As one might expect from an author, Charlotte Jacob-Maguire’s studio is full of books. Some of them are on display, including books by Amanda Cachia, Alison Kafer, and Aimi Hamraie on ableism and disabled time. Surprisingly, a number of collages that she made hang on the wall alongside works by other summer residents – evidence of her many talents.
During her residency, Charlotte worked on an article about two disabled artists, Chloé Lum and Po B. K. Lomami. A newcomer to the field of writing on art – her first article was published at the beginning of the pandemic – she intends to continue her reflection on artists with handicaps to raise their visibility.
A researcher with training in art history and anthropology, Charlotte conducts her analysis at the intersection of material, visual, and museum-related anthropology and critical studies on disability. She has written essays on biopower as represented by the artists Salima Punjani and Carolyn Lazard, and on the notion of “futurity” (the idea that the future imagined in the present has an influence on what happens later). In her view, works create connections between people and things when identity is seen in a dynamic perspective – as a structure in constant evolution within society.

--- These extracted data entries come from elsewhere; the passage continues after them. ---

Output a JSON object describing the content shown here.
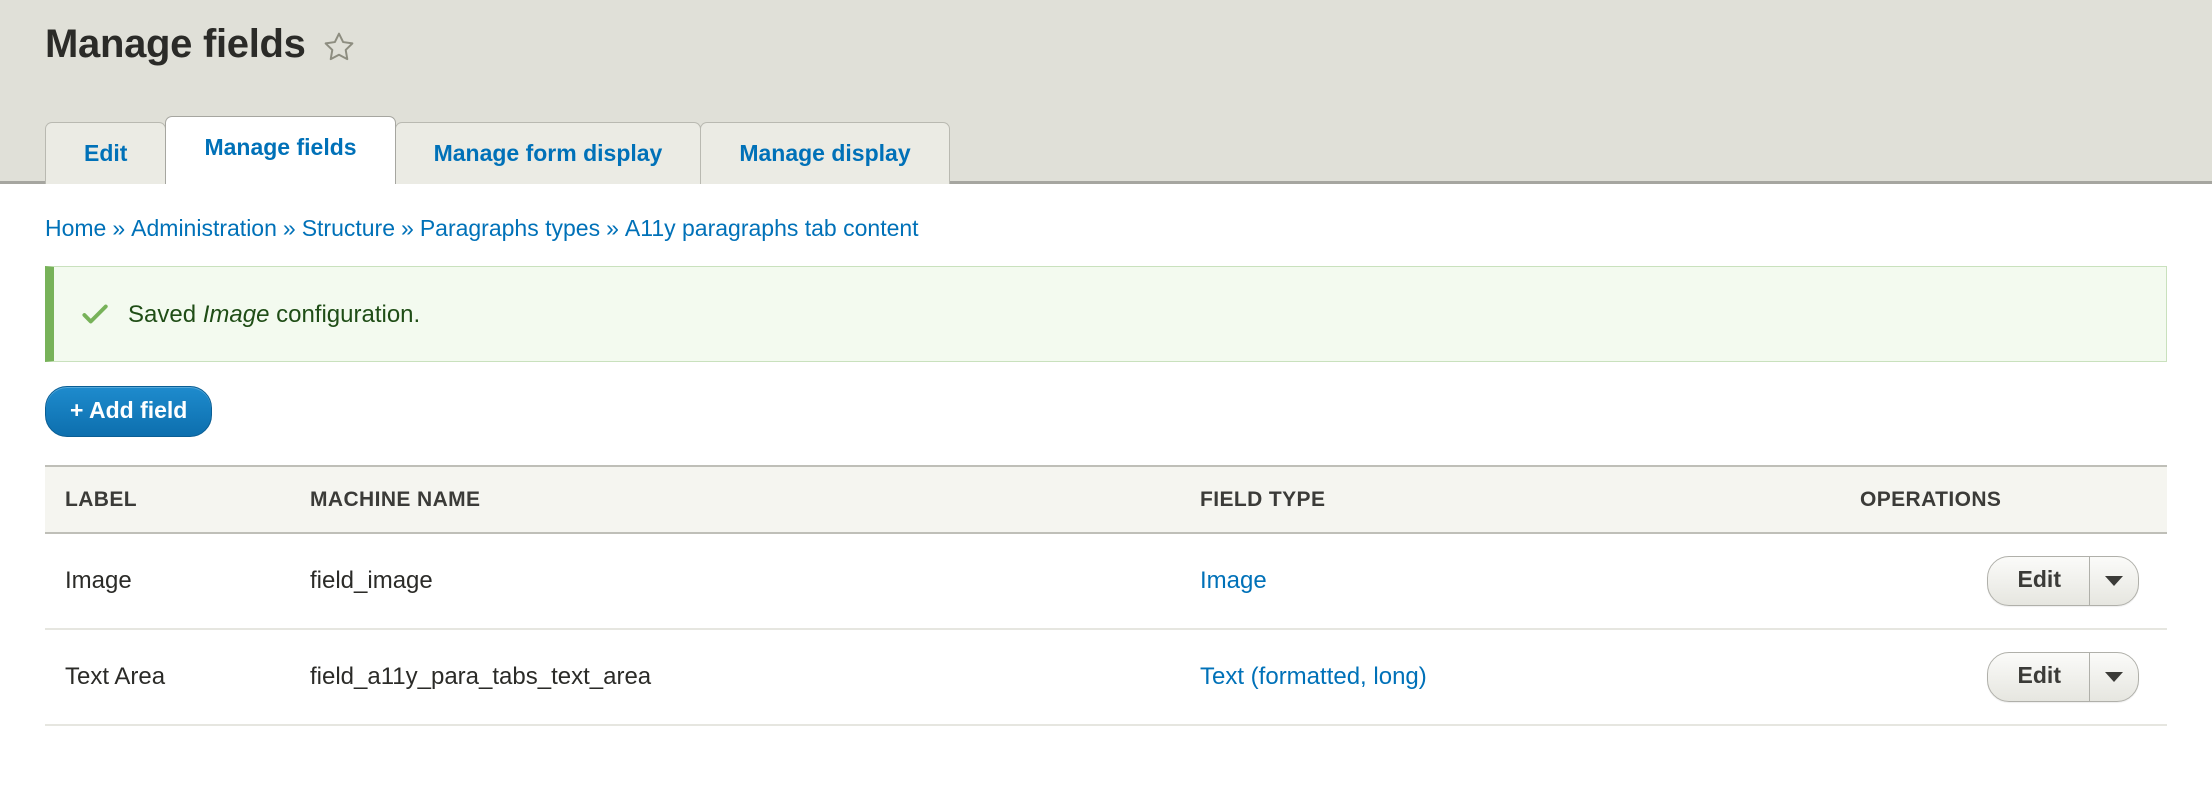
{
  "header": {
    "title": "Manage fields",
    "shortcut_star_icon": "star-outline-icon"
  },
  "tabs": [
    {
      "label": "Edit",
      "active": false
    },
    {
      "label": "Manage fields",
      "active": true
    },
    {
      "label": "Manage form display",
      "active": false
    },
    {
      "label": "Manage display",
      "active": false
    }
  ],
  "breadcrumb": {
    "separator": "»",
    "items": [
      {
        "label": "Home"
      },
      {
        "label": "Administration"
      },
      {
        "label": "Structure"
      },
      {
        "label": "Paragraphs types"
      },
      {
        "label": "A11y paragraphs tab content"
      }
    ]
  },
  "status_message": {
    "icon": "check-icon",
    "prefix": "Saved ",
    "emphasis": "Image",
    "suffix": " configuration.",
    "accent_color": "#77b259",
    "background_color": "#f3faef"
  },
  "actions": {
    "add_field_label": "+ Add field",
    "add_field_color": "#0d6fae"
  },
  "table": {
    "columns": [
      "LABEL",
      "MACHINE NAME",
      "FIELD TYPE",
      "OPERATIONS"
    ],
    "rows": [
      {
        "label": "Image",
        "machine_name": "field_image",
        "field_type": "Image",
        "operation_label": "Edit",
        "operation_toggle_icon": "chevron-down-icon"
      },
      {
        "label": "Text Area",
        "machine_name": "field_a11y_para_tabs_text_area",
        "field_type": "Text (formatted, long)",
        "operation_label": "Edit",
        "operation_toggle_icon": "chevron-down-icon"
      }
    ]
  },
  "colors": {
    "link": "#0071b8",
    "header_bg": "#e0e0d8",
    "table_header_bg": "#f5f5f0"
  }
}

As an activist, Charlotte is a member of a committee on handicaps and against ableism for a municipal political party in Montréal. Her desire to transform the world is also expressed in her work at the Musée d’art contemporain de Montréal, where she is a consultant on capacity diversity and accessibility. This way, she connects theory to practice in a dialectical approach.
Charlotte Jacob-Maguire is the accessibility and audience development coordinator at the Musée d’art contemporain de Montréal and an inclusive practices consultant. In her work, she addresses ableism and universal accessibility in the cultural sector, particularly in the field of visual arts. She holds a master’s degree in the anthropology of museums from Oxford University.